12 Avril 2006

April 12, 2006

12 Avril, 2006
Vol. 24 No. 05


Une cérémonie tout à fait mécanique où les participants auraient eu bien de la peine à expliquer le sens de leur geste en ce jour que leur rôle à la tête de l’État contredit totalement…

Le 7 avril, pendant plus de deux heures, la circulation était bloquée autour du Palais national. Grand dispositif de sécurité, déploiement de plusieurs unités de la Police nationale, à tel point qu’on se demandait s’il y avait quelque règlement de comptes qui se déroulait entre les différents gangs au sein du régime de facto pour le partage de quelque bonne affaire. Certaines fortunes s’accumulent beaucoup plus vite pour certains que pour d’autres, et par exemple, l’affaire des fastueuses acquisitions, faites par le chef de cabinet du président de facto Michel Brunache telles que révélées par les autorités policières de Miami, a fait le tour et soulève les convoitises de ses complices.

On allait heureusement en avoir le cœur net, car ce n’est pas encore «la guerre des gangs». En effet peu de temps après, le président de facto Boniface Alexandre sortait du Palais, accompagné de presque tous les membres du régime de facto pour aller déposer une gerbe de fleurs au pied du monument de Toussaint Louverture, à l’occasion du 203e anniversaire de la mort du «précurseur de l’Indépendance». Une cérémonie tout à fait mécanique où les participants auraient eu bien de la peine à expliquer le sens de leur geste en ce jour que leur rôle à la tête de l’État contredit totalement. On ne saurait les soupçonner de décence, d’autant plus que toute cette bande est à genoux devant les actuels dirigeants de l’État français qui, eux, comme le disait en quelque sorte le président Aristide, souffrent d’une «nostalgie morbide» du colonialisme. Il n’y a qu’à se rappeler l’action du Premier ministre français Dominique Villepin, ministre des Affaires étrangères à l’époque du coup d’État du 29 février 2004. Rappelons aussi que ce 7 avril est justement l’anniversaire de la mort au fort de Joux du prisonnier de ce pillard de Napoléon dont Villepin est justement l’un des grands et impénitents admirateurs. 

            Du reste, cette commémoration est passée quasiment inaperçue, et pour l’édification des membres du régime de facto, des élèves du lycée Toussaint Louverture qui avaient été conviés à cette «parade», ont par la suite organisé dans leur établissement avec le professeur Yves Dorestal une conférence de presse et d’autres activités, qui, explicitement sinon volontairement, constituaient une dénonciation de l’administration de facto Alexandre/Latortue.
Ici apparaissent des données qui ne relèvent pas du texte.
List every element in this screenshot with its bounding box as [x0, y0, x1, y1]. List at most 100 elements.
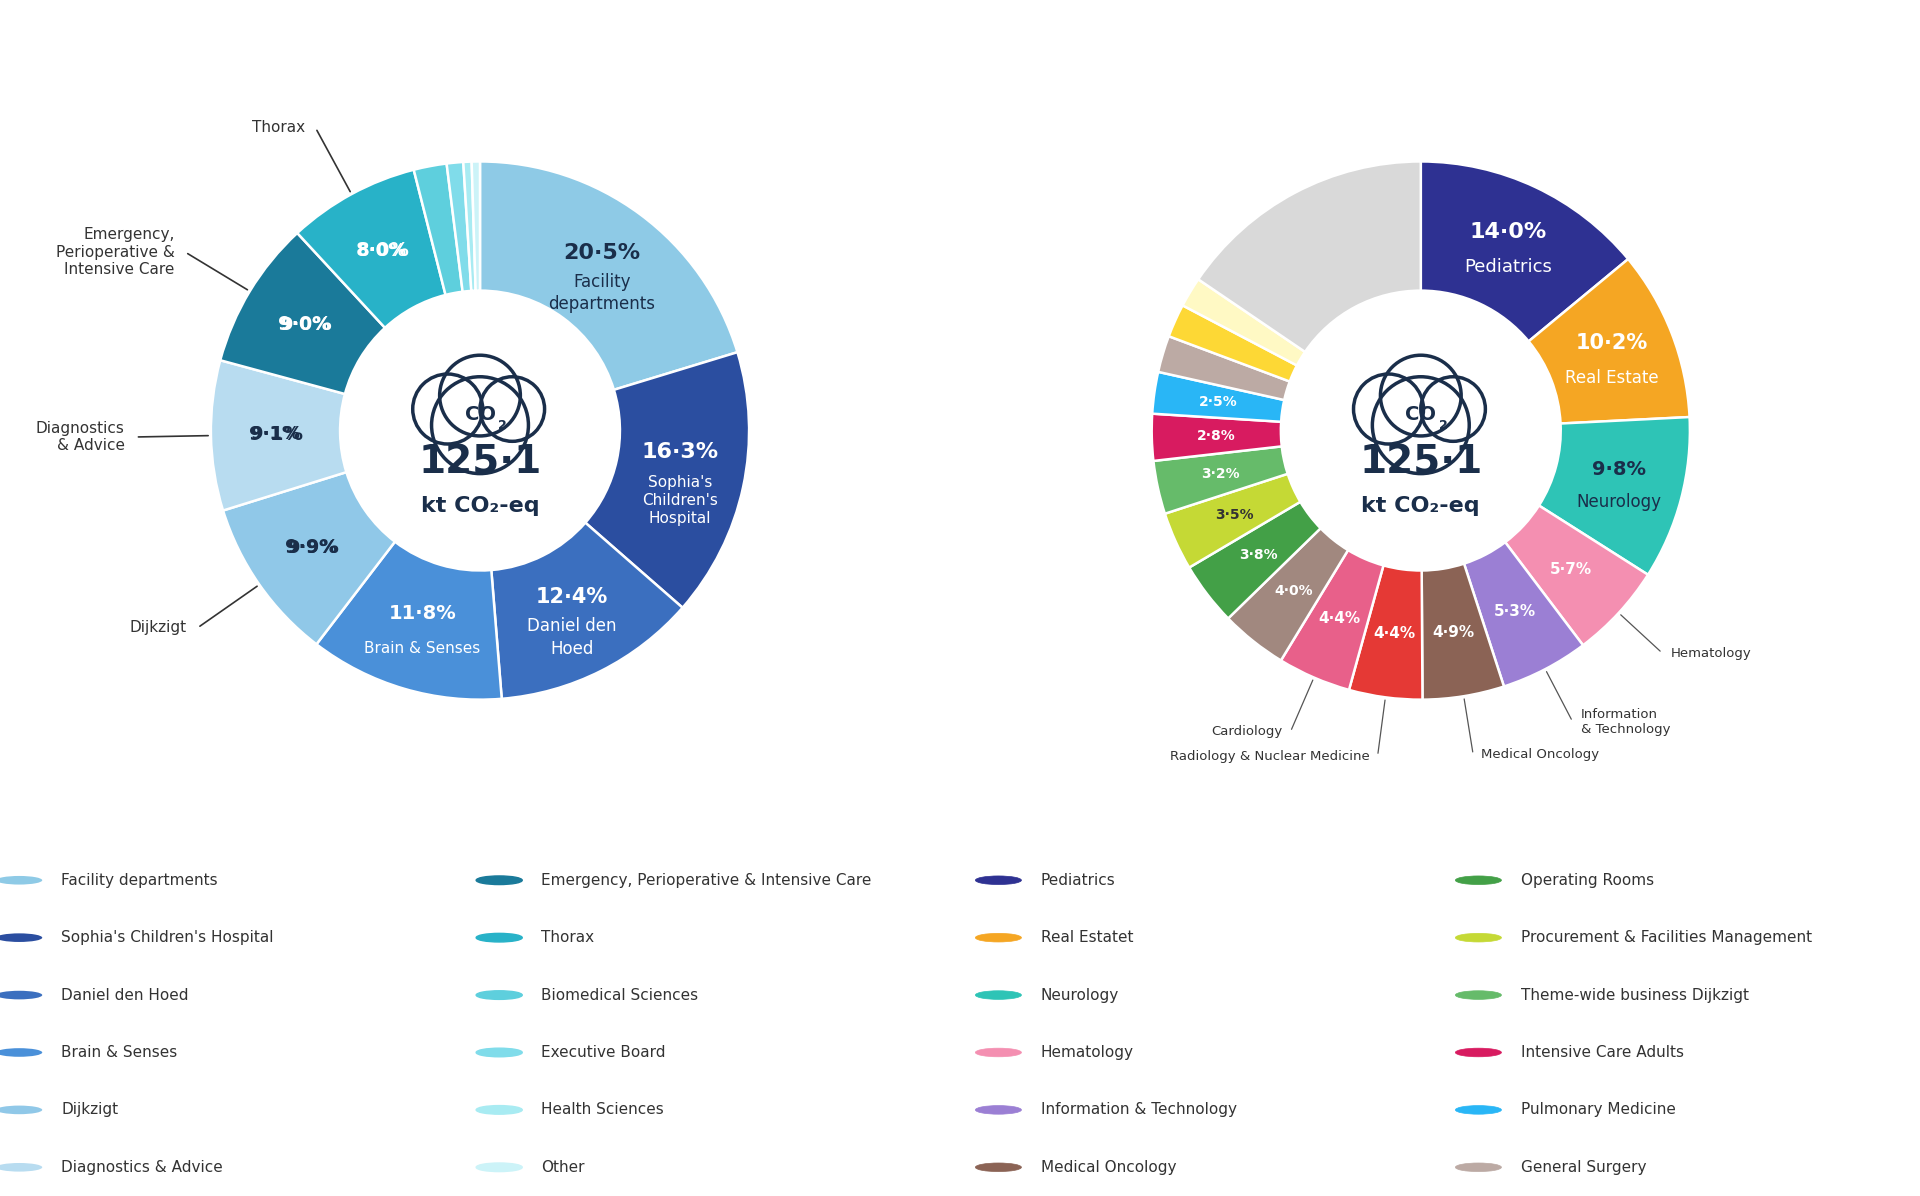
Circle shape	[1455, 1163, 1501, 1172]
Text: Sophia's
Children's
Hospital: Sophia's Children's Hospital	[641, 475, 718, 526]
Wedge shape	[1158, 336, 1290, 399]
Circle shape	[0, 933, 42, 942]
Circle shape	[1455, 1048, 1501, 1057]
Text: 125·1: 125·1	[1359, 444, 1482, 482]
Text: 9·9%: 9·9%	[288, 538, 338, 556]
Circle shape	[476, 1163, 522, 1172]
Wedge shape	[463, 161, 476, 291]
Circle shape	[413, 374, 482, 444]
Wedge shape	[1505, 506, 1647, 646]
Circle shape	[1455, 990, 1501, 1000]
Text: 16·3%: 16·3%	[641, 443, 718, 462]
Text: Daniel den Hoed: Daniel den Hoed	[61, 988, 188, 1002]
Text: 4·4%: 4·4%	[1373, 626, 1415, 641]
Circle shape	[1455, 933, 1501, 942]
Text: Diagnostics & Advice: Diagnostics & Advice	[61, 1160, 223, 1174]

            Yves Dorestal s’y exprimait en ces termes: «Il y a une chose extrêmement importante que je dois souligner, c’est le fait que Toussaint Louverture avait une conception politique de principe. C’est-à-dire, ce n’était pas une conception banale de la politique, car aujourd’hui il existe une perversion de la politique. La politique est considérée comme un moyen de s’enrichir, d’enrichir sa famille, son parti. Mais Toussaint Louverture, lui, avait une politique de principe basée sur l’objectif de l’émancipation des esclaves, de créer une nation…»

            Et de fait, on ne célèbre pas pour célébrer et pas avec n’importe qui et si, comme le disait le sociologue Raymond Aron réfugié à Londres lors de l’occupation de la France par les nazis, «… il est bon que les peuples gardent le culte de leurs grands hommes, de ceux qui ont beaucoup donné à leur pays et à l’humanité, sans rien demander pour eux-mêmes que la possibilité de créer et d’instruire» (R. Aron, «La possibilité de créer et d’instruire» in L’Histoire contre l’extrême droite, édit. Mille et Une Nuits, 2002), il est compréhensible que le peuple haïtien n’ait pas voulu s’associer à ce régime infâme d’usurpateurs et aux occupants, de qui il n’a rien à apprendre, pour commémorer quoi que ce soit.  

 

Notes

(1) Il est intéressant de noter la définition que donne Le Petit Larousse de cette expression qui semble particulièrement adaptée en la circonstance: À la sauvette: se dit des marchands ambulants qui vendent sur la voie publique sans autorisation. Et nous savons à quel point Gérard Latortue et ses «technocrates» ont passé ces deux années à signer accords et contrats… à la sauvette.